D'accordo, dal punto di vista sintattico la costruzione è "zoppa" (e una grammatica d'impronta normativa la considererebbe sbagliata), ma stando alle altre testimonianze è un'espressione usata in maniera non eccezionale e, a quanto pare, in più di un contesto regionale, perciò la sua legittimità è giustificata perlomeno dall'uso (secondo una grammatica descrittiva).

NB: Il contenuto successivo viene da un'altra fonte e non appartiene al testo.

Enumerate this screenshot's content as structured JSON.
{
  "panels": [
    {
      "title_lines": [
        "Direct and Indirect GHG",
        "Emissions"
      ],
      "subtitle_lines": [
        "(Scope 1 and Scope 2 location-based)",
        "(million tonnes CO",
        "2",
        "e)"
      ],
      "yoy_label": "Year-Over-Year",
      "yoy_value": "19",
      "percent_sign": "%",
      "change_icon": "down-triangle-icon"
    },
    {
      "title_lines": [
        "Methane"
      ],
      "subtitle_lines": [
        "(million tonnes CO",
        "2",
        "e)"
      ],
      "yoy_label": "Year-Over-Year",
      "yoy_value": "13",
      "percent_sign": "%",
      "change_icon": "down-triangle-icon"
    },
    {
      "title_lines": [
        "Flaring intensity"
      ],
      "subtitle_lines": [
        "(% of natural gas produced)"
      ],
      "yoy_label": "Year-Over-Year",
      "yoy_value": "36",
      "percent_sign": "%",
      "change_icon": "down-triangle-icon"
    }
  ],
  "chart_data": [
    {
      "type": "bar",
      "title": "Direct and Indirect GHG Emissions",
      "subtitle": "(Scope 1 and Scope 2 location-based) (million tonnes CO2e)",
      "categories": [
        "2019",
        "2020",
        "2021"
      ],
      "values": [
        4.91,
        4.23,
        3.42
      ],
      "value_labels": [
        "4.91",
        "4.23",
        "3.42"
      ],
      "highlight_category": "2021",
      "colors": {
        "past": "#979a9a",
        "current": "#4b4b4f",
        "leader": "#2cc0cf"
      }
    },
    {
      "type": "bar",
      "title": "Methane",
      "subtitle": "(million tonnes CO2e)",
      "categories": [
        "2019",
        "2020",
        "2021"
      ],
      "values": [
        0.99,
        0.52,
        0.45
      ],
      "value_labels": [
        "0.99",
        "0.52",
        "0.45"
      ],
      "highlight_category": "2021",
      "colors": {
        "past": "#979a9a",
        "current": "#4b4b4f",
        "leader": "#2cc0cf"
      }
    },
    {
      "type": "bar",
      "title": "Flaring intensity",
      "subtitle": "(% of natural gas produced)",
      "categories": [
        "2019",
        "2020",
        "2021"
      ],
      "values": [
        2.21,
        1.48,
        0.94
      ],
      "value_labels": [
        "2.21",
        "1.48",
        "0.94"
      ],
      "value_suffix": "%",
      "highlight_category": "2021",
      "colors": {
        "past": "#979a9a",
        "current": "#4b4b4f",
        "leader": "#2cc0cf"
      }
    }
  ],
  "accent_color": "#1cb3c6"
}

Che sia un'espressione non standard, comunque, è fuor di dubbio.


----------



## ohbice

Della sua legittimità non lo so, però se non l'avessi letto qui non ci crederei. E se qualcuno mi parla in questo modo gli chiedo di ripetere, per cortesia, perché sarà pure legittima ma è anche leggermente incomprensibile.
Per me, ovviamente.


----------



## Draik91

oh said:


> Della sua legittimità non lo so, però se non l'avessi letto qui non ci crederei. E se qualcuno mi parla in questo modo gli chiedo di ripetere, per cortesia, perché sarà pure legittima ma è anche leggermente incomprensibile.
> Per me, ovviamente.



Credo che la difficoltà di comprensione sia dovuta al fatto che, a quanto pare, è un'espressione recente (lo prova il fatto che Odysseus54 non l'ha mai sentita nel 1978) e, verosimilmente, più diffusa negli idioletti giovanili. L'ho definita "legittima" solo in base a un'impressione personale perché a me suona comprensibile e non innaturale (sebbene riconosca la sua costruzione sintattica "viziata" e un suo uso limitato a certi contesti). 
Ribadisco, comunque, che è sicuramente non standard, perciò, bice, sei completamente giustificata!


----------



## ohbice

Giustificato. Oh, Bice, che m'hai fatto mai!


----------



## Anja.Ann

Ciao a tutti 

Giusto per aggiungere che anche dalle mie parti, seppur raramente, ho sentito l'espressione esclusivamente riferita all'ora tarda.


----------